Top 5 Health Benefits of Olive Oil
This extraordinary fruit extract and its effects are still not fully understood, yet some of the ways in which olive oil can preserve and improve human health have been firmly established. Here are the five most scientifically proven health benefits of olive oil today.
1) It Can Help Lower Your “Bad” Cholesterol
Low Density Lipoprotein (LDL), also known as the “bad cholesterol” transports and deposits cholesterol in the tissues and arteries, which can eventually cause plaque and block the artery. Monounsaturated fats can lower LDL thus protecting against atherosclerosis. Plus, this type of fat does not affect the levels of High Density Lipoproteins (HDL) known as the “good cholesterol,” which carries all cholesterol away from the arteries, and high levels of which are associated with a decreased risk of cardiovascular diseases.
Olive oil is one of the best sources of monounsaturated fats and has the advantage of being less susceptible to oxidation. In addition, oleic acid, a fatty acid abundant in olive oil, appears to protect from oxidation of LDL.
It is important to note that to achieve this reduction in bad cholesterol you must replace the unhealthy fats with olive oil in combination with a healthy diet routine.
2) Olive Oil Can Help Lower Your Blood Pressure
Several studies for different age groups, and with a large number of participants, have found that the consumption of olive oil is associated with a decrease in blood pressure.
The SUN (Seguimiento University of Navarra) study with over 6,000 participants found that olive oil intake reduced the incidence of hypertension in men, while another Spanish study published this month in the American Journal of Hypertension found that a diet containing polyphenol rich olive oil reduced blood pressure in young women with mild hypertension.
Results from the Greek component of the EPIC study (European Prospective Investigation into Cancer and Nutrition) which included over 28,500 volunteers concluded that olive oil intake is inversely proportionate to both systolic and diastolic blood pressure. While it appears that the polyphenols in the olive oil may be responsible for this action, researchers have demonstrated that oleic acid; a fatty acid in olive oil may also induce this lowering effect.

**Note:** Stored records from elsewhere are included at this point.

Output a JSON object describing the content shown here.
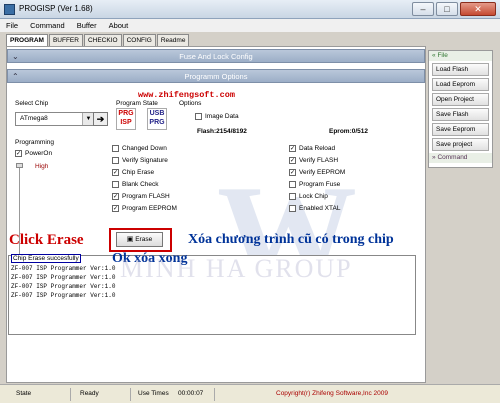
{
  "window": {
    "title": "PROGISP (Ver 1.68)"
  },
  "menu": [
    "File",
    "Command",
    "Buffer",
    "About"
  ],
  "tabs": [
    "PROGRAM",
    "BUFFER",
    "CHECKIO",
    "CONFIG",
    "Readme"
  ],
  "sections": {
    "fuse": "Fuse And Lock Config",
    "options": "Programm Options"
  },
  "url": "www.zhifengsoft.com",
  "chip": {
    "label": "Select Chip",
    "value": "ATmega8"
  },
  "program_state": {
    "label": "Program State",
    "logo1": "PRG ISP",
    "logo2": "USB PRG"
  },
  "options_label": "Options",
  "image_data": "Image Data",
  "flash": "Flash:2154/8192",
  "eprom": "Eprom:0/512",
  "programming": {
    "label": "Programming",
    "poweron": "PowerOn",
    "high": "High"
  },
  "checkboxes_mid": [
    {
      "label": "Changed Down",
      "checked": false
    },
    {
      "label": "Verify Signature",
      "checked": false
    },
    {
      "label": "Chip Erase",
      "checked": true
    },
    {
      "label": "Blank Check",
      "checked": false
    },
    {
      "label": "Program FLASH",
      "checked": true
    },
    {
      "label": "Program EEPROM",
      "checked": true
    }
  ],
  "checkboxes_right": [
    {
      "label": "Data Reload",
      "checked": true
    },
    {
      "label": "Verify FLASH",
      "checked": true
    },
    {
      "label": "Verify EEPROM",
      "checked": true
    },
    {
      "label": "Program Fuse",
      "checked": false
    },
    {
      "label": "Lock Chip",
      "checked": false
    },
    {
      "label": "Enabled XTAL",
      "checked": false
    }
  ],
  "erase_label": "Erase",
  "annotations": {
    "click": "Click Erase",
    "ok": "Ok xóa xong",
    "xoa": "Xóa chương trình cũ có trong chip"
  },
  "watermark": {
    "logo": "W",
    "text": "MINH HA GROUP"
  },
  "log": [
    "Chip Erase succesfully",
    "ZF-007 ISP Programmer Ver:1.0",
    "ZF-007 ISP Programmer Ver:1.0",
    "ZF-007 ISP Programmer Ver:1.0",
    "ZF-007 ISP Programmer Ver:1.0"
  ],
  "side": {
    "file_head": "File",
    "buttons": [
      "Load Flash",
      "Load Eeprom",
      "Open Project",
      "Save Flash",
      "Save Eeprom",
      "Save project"
    ],
    "command_head": "Command"
  },
  "status": {
    "state_label": "State",
    "state_value": "Ready",
    "time_label": "Use Times",
    "time_value": "00:00:07",
    "copyright": "Copyright(r) Zhifeng Software,Inc 2009"
  }
}
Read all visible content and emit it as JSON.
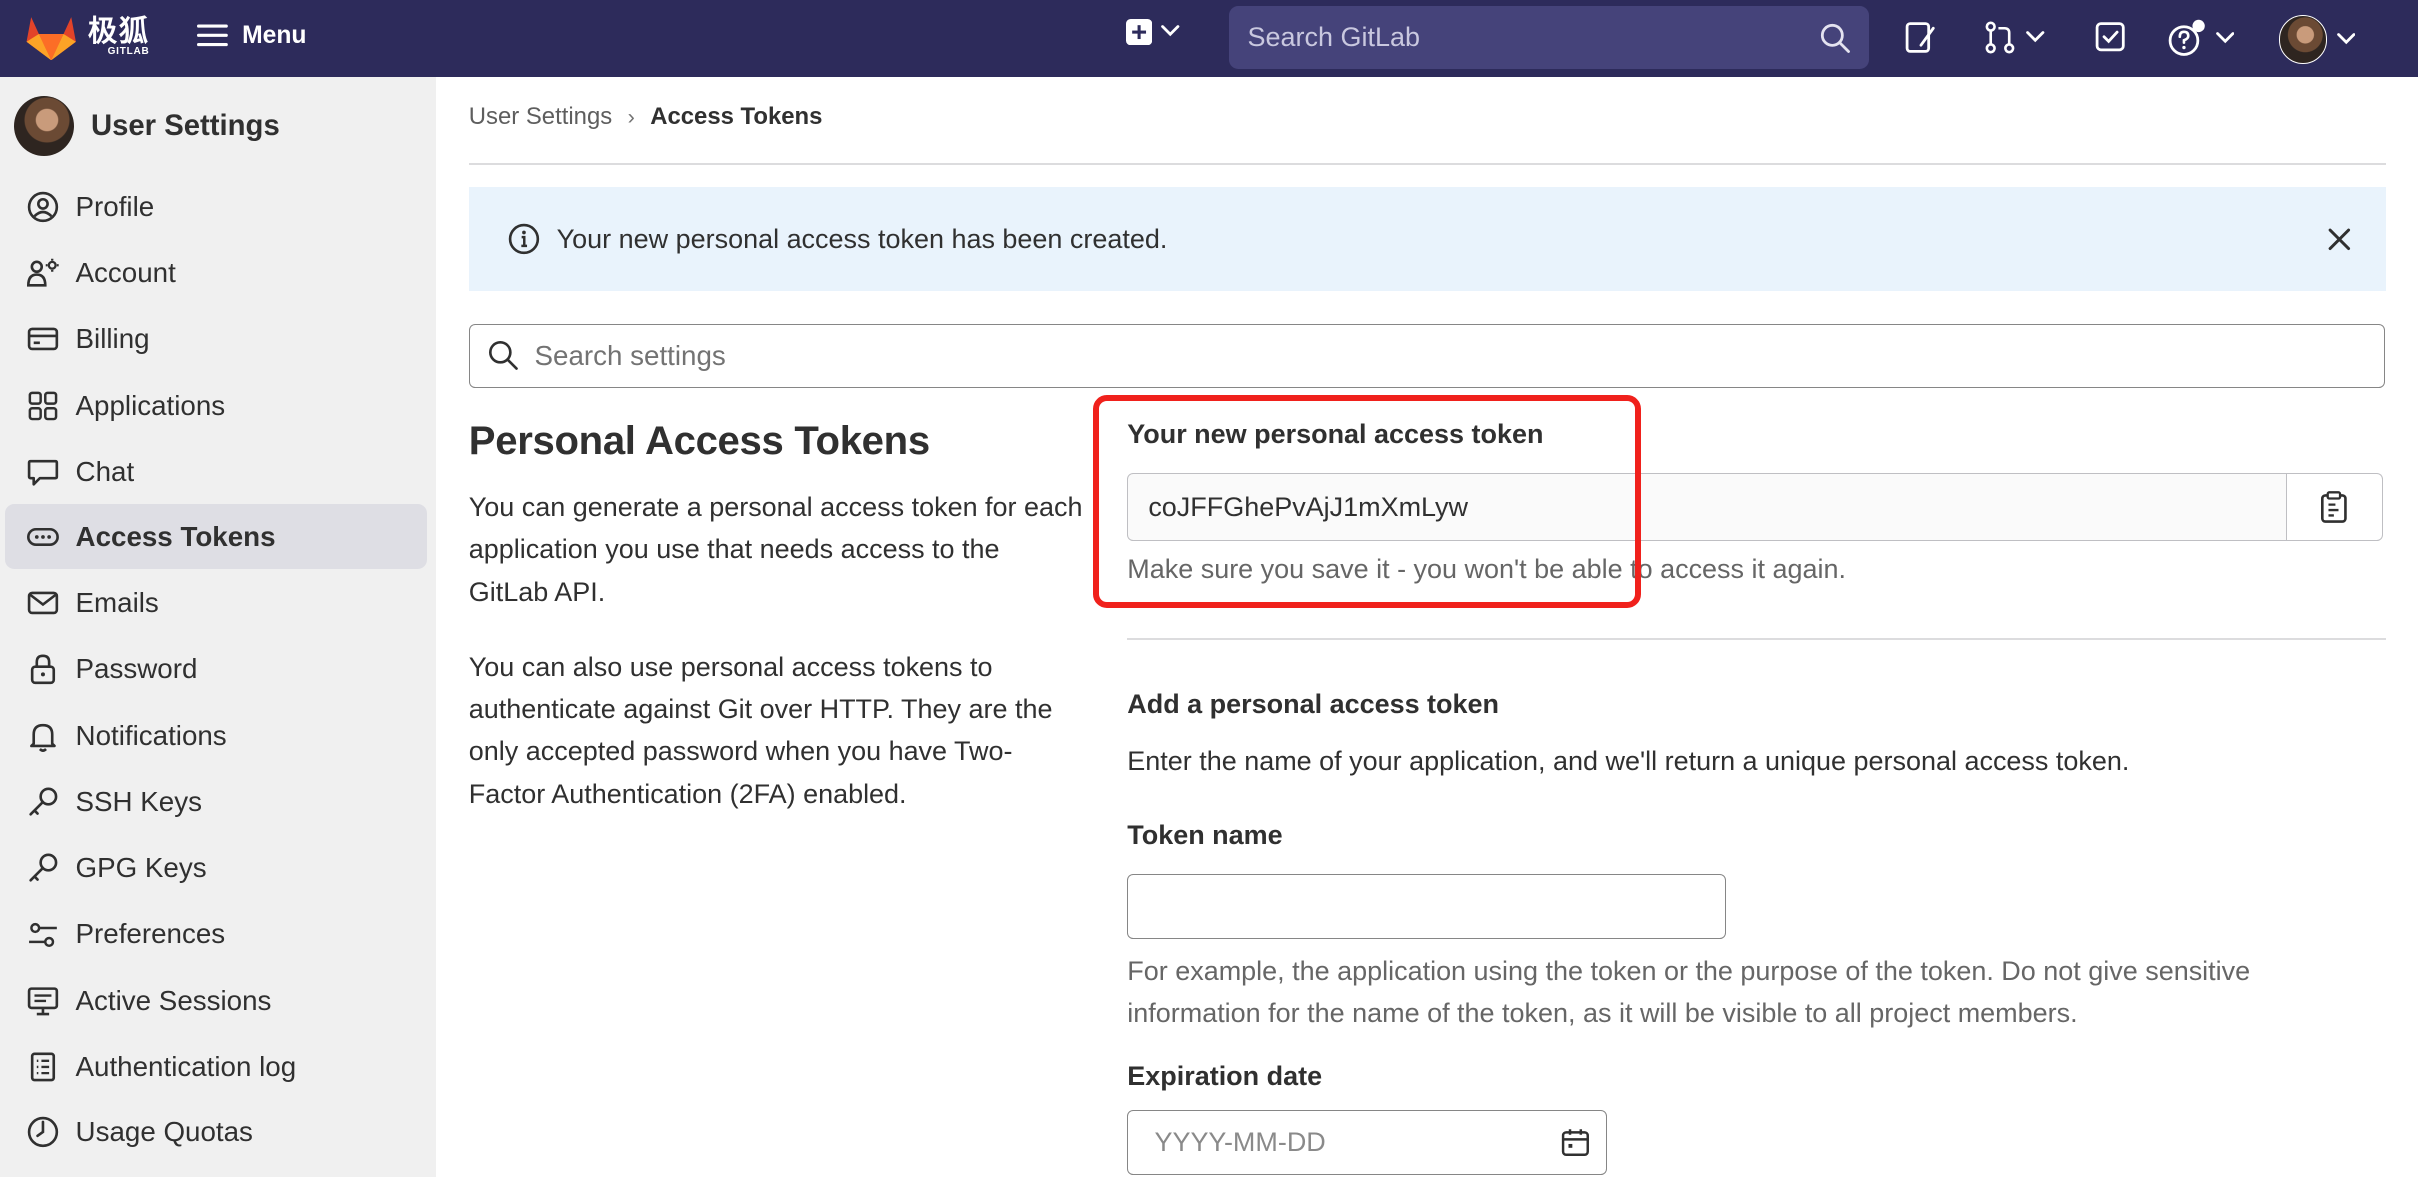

3) Olive Oil prevents formation of cancer cells
Olive oil consumption has been associated with a reduced risk of cancer.
A review conducted by Greek researchers from the University of Athens published last year of 19 observational studies, with over 36,000 participants, found that higher rates of olive oil consumption were associated with lower odds of having any type of cancer. Another review of 25 epidemiological studies concluded that “preferring olive oil to other added lipids, particularly those rich in saturated fats, can decrease the risk of upper digestive and respiratory tract neoplasm, breast and, possibly, colorectal and other cancer sites.
4) It protects the body from oxidative damage
Olive oil contains certain polyphenols that, along with oleic acid, appear to protect the oxidation of LDL cholesterol in the body.
Researchers for the Eurolive Study Group found that consumption of olive oil at real-life doses of about 2 tablespoons per day improved the fatty acid profile in LDL, associated with a reduction of the oxidative damage to lipids. It appears that oxidized LDL is an important contributor to atherogenesis; the process of plaque buildup in the arteries that eventually can lead to atherosclerosis (blocking of the arteries).
It is important to note that only polyphenol rich extra virgin olive oils may have this effect, not refined olive oil, which does not contain these substances.
5) Olive Oil Can Help Cognitive Function
Although olive oil is better known for its protection against heart diseases and cancer, there is an emerging amount of research regarding the effect of olive oil on cognitive function/brain activity, specifically, on cognitive decline associated with aging.
Generally, the type of fat consumed can affect cognitive function. A recent study from Brigham and Women’s Hospital, a teaching affiliate of Harvard Medical School, analyzed data from 6,000 women over the age of 65, a subset of the Women’s Health Study. They found that women who consumed the highest amount of monounsaturated fats, which can be found in olive oil, had better patterns of cognitive scores over time.
But it appears that olive oil specifically has a protective effect. Results from the Three City Study, an ongoing multicenter study of vascular risk factors for dementia using information from almost 7,000 participants, showed that individuals who had moderate to intensive use of olive oil had lower odds of cognitive deficit for verbal fluency and visual memory compared to individuals who had never used olive oil.